How to calculate BIC for k-means clustering in R

For anyone else landing here, there's a method proposed by Sherry Towers at http://sherrytowers.com/2013/10/24/k-means-clustering/, which uses output from stats::kmeans. I quote:

The AIC can be calculated with the following function:

kmeansAIC = function(fit){

m = ncol(fit$centers)
n = length(fit$cluster)
k = nrow(fit$centers)
D = fit$tot.withinss
return(D + 2*m*k)
}

From the help for stats::AIC, you can also see that the BIC can be calculated in a similar way to the AIC. An easy way to get the BIC is to replace the return() in the above function, with this:

return(data.frame(AIC = D + 2*m*k,
                  BIC = D + log(n)*m*k))

So you would use this as follows:

fit <- kmeans(x = data,centers = 6)
kmeansAIC(fit)

To compute BIC, just add .5*k*d*log(n) (where k is the number of means, d is the length of a vector in your dataset, and n is the number of data points) to the standard k-means error function.

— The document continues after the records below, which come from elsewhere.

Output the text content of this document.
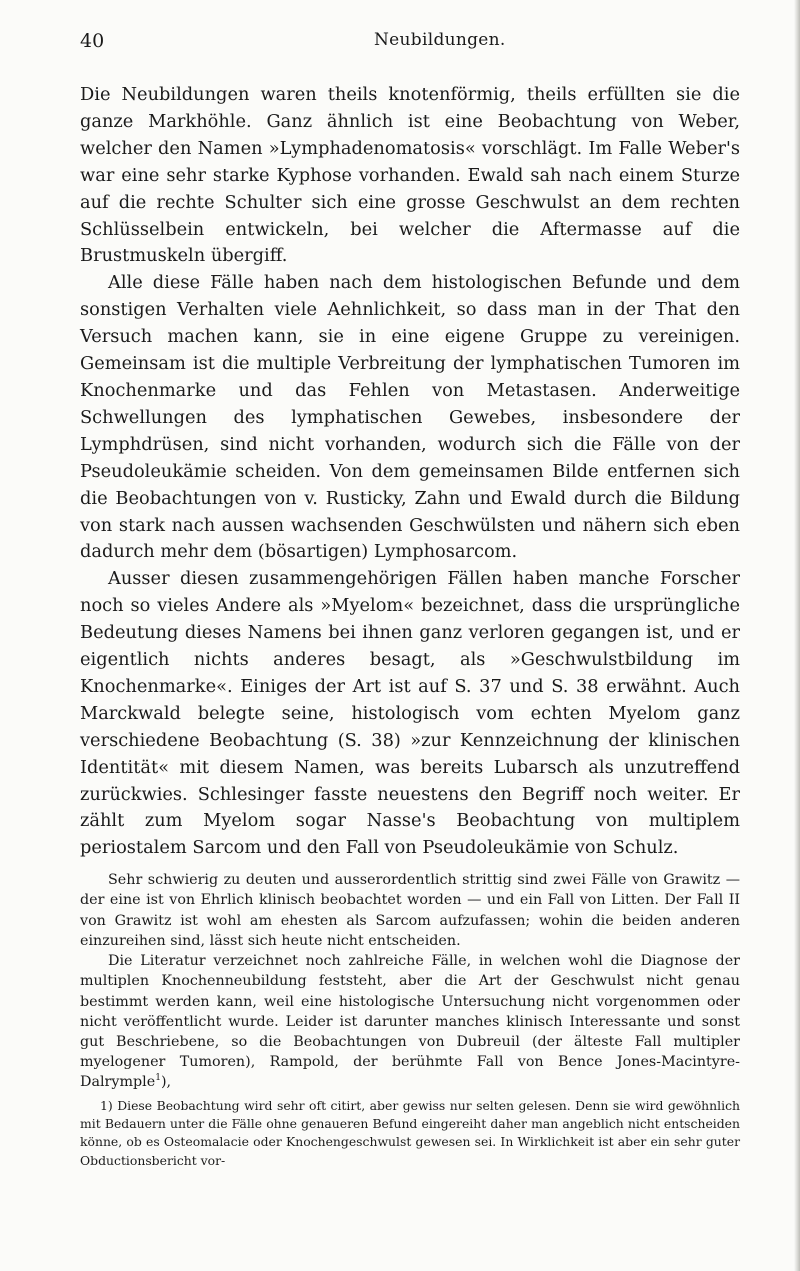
40	Neubildungen.

Die Neubildungen waren theils knotenförmig, theils erfüllten sie die ganze Markhöhle. Ganz ähnlich ist eine Beobachtung von Weber, welcher den Namen »Lymphadenomatosis« vorschlägt. Im Falle Weber's war eine sehr starke Kyphose vorhanden. Ewald sah nach einem Sturze auf die rechte Schulter sich eine grosse Geschwulst an dem rechten Schlüsselbein entwickeln, bei welcher die Aftermasse auf die Brustmuskeln übergiff.

Alle diese Fälle haben nach dem histologischen Befunde und dem sonstigen Verhalten viele Aehnlichkeit, so dass man in der That den Versuch machen kann, sie in eine eigene Gruppe zu vereinigen. Gemeinsam ist die multiple Verbreitung der lymphatischen Tumoren im Knochenmarke und das Fehlen von Metastasen. Anderweitige Schwellungen des lymphatischen Gewebes, insbesondere der Lymphdrüsen, sind nicht vorhanden, wodurch sich die Fälle von der Pseudoleukämie scheiden. Von dem gemeinsamen Bilde entfernen sich die Beobachtungen von v. Rusticky, Zahn und Ewald durch die Bildung von stark nach aussen wachsenden Geschwülsten und nähern sich eben dadurch mehr dem (bösartigen) Lymphosarcom.

Ausser diesen zusammengehörigen Fällen haben manche Forscher noch so vieles Andere als »Myelom« bezeichnet, dass die ursprüngliche Bedeutung dieses Namens bei ihnen ganz verloren gegangen ist, und er eigentlich nichts anderes besagt, als »Geschwulstbildung im Knochenmarke«. Einiges der Art ist auf S. 37 und S. 38 erwähnt. Auch Marckwald belegte seine, histologisch vom echten Myelom ganz verschiedene Beobachtung (S. 38) »zur Kennzeichnung der klinischen Identität« mit diesem Namen, was bereits Lubarsch als unzutreffend zurückwies. Schlesinger fasste neuestens den Begriff noch weiter. Er zählt zum Myelom sogar Nasse's Beobachtung von multiplem periostalem Sarcom und den Fall von Pseudoleukämie von Schulz.

Sehr schwierig zu deuten und ausserordentlich strittig sind zwei Fälle von Grawitz — der eine ist von Ehrlich klinisch beobachtet worden — und ein Fall von Litten. Der Fall II von Grawitz ist wohl am ehesten als Sarcom aufzufassen; wohin die beiden anderen einzureihen sind, lässt sich heute nicht entscheiden.

Die Literatur verzeichnet noch zahlreiche Fälle, in welchen wohl die Diagnose der multiplen Knochenneubildung feststeht, aber die Art der Geschwulst nicht genau bestimmt werden kann, weil eine histologische Untersuchung nicht vorgenommen oder nicht veröffentlicht wurde. Leider ist darunter manches klinisch Interessante und sonst gut Beschriebene, so die Beobachtungen von Dubreuil (der älteste Fall multipler myelogener Tumoren), Rampold, der berühmte Fall von Bence Jones-Macintyre-Dalrymple$^1$),

1) Diese Beobachtung wird sehr oft citirt, aber gewiss nur selten gelesen. Denn sie wird gewöhnlich mit Bedauern unter die Fälle ohne genaueren Befund eingereiht daher man angeblich nicht entscheiden könne, ob es Osteomalacie oder Knochengeschwulst gewesen sei. In Wirklichkeit ist aber ein sehr guter Obductionsbericht vor-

The standard k-means penalty is \sum_n (m_k(n)-x_n)^2, where m_k(n) is the mean associated with the nth data point. This penalty can be interpreted as a log probability, so BIC is perfectly valid.

BIC just adds an additional penalty term to the k-means error proportional to k.


Just to add to what user1149913 said (I don't have enough reputation to comment), since you're using the kmeans function in R, \sum_n (m_k(n)-x_n)^2 is already calculated for you as KClData$tot.withinss.